Prior to directing the Art Institute of Chicago, one of the world’s leading encyclopedic art museums, Cuno was the director and professor of the Courtauld Institute of Art, University of London, from 2003-2004; the Elizabeth and John Moors Cabot Director of the Harvard University Art Museums and professor of the history of art and architecture at Harvard from 1991 to 2003; director of the Hood Museum of Art, Dartmouth College, from 1989-1991; director of the Grunwald Center for the Graphic Arts, UCLA, from 1986-1989; and assistant professor of art, Vassar College, from 1983-1986. Cuno, 60, received his A.M. and Ph.D. in the History of Art from Harvard in 1980 and 1985, respectively; an M.A. in the History of Art from the University of Oregon in 1978; and a B.A. in History from Willamette University in 1973. A Fellow of the American Academy of Arts and Sciences, Cuno is a prolific author and lecturer on museums and cultural policy. His most recent book, “ Museums Matter: In Praise of the Encyclopedic Museum”, will be published by the University of Chicago Press later this fall.

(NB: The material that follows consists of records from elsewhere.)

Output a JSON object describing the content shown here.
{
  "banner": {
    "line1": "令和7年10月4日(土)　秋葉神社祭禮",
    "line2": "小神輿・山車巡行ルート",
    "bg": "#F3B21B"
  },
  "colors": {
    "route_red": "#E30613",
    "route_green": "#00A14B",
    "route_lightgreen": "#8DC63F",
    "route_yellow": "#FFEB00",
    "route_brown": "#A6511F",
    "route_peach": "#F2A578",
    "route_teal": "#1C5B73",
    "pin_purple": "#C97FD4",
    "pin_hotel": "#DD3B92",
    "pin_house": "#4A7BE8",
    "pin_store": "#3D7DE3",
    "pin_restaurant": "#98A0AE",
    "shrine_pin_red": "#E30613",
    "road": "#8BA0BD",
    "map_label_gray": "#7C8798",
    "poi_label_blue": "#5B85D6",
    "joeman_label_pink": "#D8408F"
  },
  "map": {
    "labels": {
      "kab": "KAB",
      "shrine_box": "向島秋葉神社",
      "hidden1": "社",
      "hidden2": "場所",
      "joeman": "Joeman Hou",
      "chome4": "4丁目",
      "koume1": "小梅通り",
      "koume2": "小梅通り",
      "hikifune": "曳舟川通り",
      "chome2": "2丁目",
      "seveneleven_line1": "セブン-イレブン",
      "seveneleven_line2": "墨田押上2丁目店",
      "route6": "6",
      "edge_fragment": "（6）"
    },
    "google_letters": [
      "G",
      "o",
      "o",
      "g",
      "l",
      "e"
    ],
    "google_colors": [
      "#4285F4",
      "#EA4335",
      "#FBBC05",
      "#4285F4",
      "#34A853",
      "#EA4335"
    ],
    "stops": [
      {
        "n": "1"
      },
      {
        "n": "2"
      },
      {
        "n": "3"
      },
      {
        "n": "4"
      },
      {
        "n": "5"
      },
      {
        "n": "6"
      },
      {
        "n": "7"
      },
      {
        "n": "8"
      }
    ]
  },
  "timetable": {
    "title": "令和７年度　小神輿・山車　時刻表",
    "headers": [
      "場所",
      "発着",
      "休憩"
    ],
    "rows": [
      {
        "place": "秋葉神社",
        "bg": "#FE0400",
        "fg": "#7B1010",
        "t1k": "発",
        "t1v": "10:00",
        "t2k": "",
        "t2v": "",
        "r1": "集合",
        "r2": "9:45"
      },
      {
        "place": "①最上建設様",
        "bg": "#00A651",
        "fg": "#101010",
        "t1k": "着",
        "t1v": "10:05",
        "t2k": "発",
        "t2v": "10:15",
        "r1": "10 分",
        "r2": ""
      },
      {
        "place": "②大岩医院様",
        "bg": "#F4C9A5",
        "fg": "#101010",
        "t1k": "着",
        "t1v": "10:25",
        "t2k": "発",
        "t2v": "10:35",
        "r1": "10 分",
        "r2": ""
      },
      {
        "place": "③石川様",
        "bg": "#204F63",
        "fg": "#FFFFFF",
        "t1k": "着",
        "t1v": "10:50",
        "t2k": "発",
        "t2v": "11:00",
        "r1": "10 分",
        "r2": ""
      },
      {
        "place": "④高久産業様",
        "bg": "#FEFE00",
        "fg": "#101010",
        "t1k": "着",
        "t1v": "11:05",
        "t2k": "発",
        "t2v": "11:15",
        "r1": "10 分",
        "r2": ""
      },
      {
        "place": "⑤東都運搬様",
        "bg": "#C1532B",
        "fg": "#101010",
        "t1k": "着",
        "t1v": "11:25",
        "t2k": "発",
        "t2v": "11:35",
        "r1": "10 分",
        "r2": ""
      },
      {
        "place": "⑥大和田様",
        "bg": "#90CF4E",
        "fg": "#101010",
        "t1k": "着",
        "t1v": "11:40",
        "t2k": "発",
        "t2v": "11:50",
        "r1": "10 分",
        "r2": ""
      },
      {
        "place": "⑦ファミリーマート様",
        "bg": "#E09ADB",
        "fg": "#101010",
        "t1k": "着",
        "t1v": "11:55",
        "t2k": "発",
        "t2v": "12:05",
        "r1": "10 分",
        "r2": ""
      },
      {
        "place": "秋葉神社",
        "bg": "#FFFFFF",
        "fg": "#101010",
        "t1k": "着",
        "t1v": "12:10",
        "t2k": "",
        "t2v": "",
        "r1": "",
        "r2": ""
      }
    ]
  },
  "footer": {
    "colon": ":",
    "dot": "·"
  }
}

Mark S. Siegel, chair of the Getty’s Board of Trustees said, “Jim’s background as a scholar and arts leader, and as a proven executive at major arts institutions in the United States and Great Britain, made him an ideal candidate to lead the J. Paul Getty Trust. The Getty operates locally through its highly regarded Museums at the Getty Center and at the Getty Villa, and globally through the work of its four programs. The Getty needs a leader with an understanding of all aspects of the visual arts, who is known and respected around the world for intellectual curiosity and achievement. But the Getty also needs an experienced executive who has the managerial and strategic skills needed to lead a complex organization. Jim’s proven record gives our Board confidence that he, working with our outstanding management team, will be able to lead the Getty to ever greater accomplishments.”

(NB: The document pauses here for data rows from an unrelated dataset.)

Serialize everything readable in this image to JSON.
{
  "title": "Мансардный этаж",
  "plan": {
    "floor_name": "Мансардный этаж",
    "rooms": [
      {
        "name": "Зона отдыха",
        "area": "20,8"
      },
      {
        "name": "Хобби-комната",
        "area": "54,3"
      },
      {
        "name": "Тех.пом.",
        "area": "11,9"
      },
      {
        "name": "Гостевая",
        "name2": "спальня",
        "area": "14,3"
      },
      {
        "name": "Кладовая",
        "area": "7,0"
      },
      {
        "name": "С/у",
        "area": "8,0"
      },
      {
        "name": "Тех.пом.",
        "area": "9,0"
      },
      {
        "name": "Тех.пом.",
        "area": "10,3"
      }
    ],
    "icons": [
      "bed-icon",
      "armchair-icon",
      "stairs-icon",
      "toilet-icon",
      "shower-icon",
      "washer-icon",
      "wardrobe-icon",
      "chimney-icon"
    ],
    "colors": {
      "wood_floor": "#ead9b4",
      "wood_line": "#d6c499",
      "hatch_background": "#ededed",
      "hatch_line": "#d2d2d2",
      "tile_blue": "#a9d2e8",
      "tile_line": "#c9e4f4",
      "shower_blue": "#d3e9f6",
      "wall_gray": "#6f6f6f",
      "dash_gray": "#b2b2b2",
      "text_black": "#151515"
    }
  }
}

According to the New York Times, Siegel said the board looked long and hard at the trust’s structure as it searched for a new leader, and the arrival of Cuno “will undoubtedly cause the trust to re-examine its priorities”.

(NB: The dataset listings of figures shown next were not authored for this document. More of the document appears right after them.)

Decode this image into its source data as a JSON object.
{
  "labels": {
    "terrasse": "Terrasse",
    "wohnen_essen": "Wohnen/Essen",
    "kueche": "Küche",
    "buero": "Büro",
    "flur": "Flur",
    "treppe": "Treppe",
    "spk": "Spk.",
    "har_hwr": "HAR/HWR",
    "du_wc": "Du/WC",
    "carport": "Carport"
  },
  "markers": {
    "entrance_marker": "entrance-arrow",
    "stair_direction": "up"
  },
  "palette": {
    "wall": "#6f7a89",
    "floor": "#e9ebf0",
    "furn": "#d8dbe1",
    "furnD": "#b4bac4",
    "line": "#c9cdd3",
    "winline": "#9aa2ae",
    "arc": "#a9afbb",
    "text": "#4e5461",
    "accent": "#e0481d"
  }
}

Until now, the trust’s structure has been conceived in a way that the director of the museum answers to the president of the trust. Last year the museum’s director Michael Brand, resigned prematurely after differences with the Trust´s President over the museum’s direction. Also en 2004 the then Getty museum director resigned in similar conditions.

In the news spread by Art in America Stepanie Cash wrote: “The choice of Cuno is an interesting one for the Getty, given its central role in the international antiquities scandal that began in 2005 and resulted in the indictment in Italy of the Getty's longtime antiquities curator Marion True; Italian authorities dismissed her case last fall”. Also, Cash recall that in 2008, Cuno published Who Owns Antiquity?, in which he advocated a return to the system of partage, whereby archeological finds were shared among local authorities and sponsoring institutions—universities, museums—not retained solely by the host country.

Cuno said to the New York Times that he sees the Getty “more like a university than a museum.” He described the chance “to run such a broad-based art institution as irresistible”.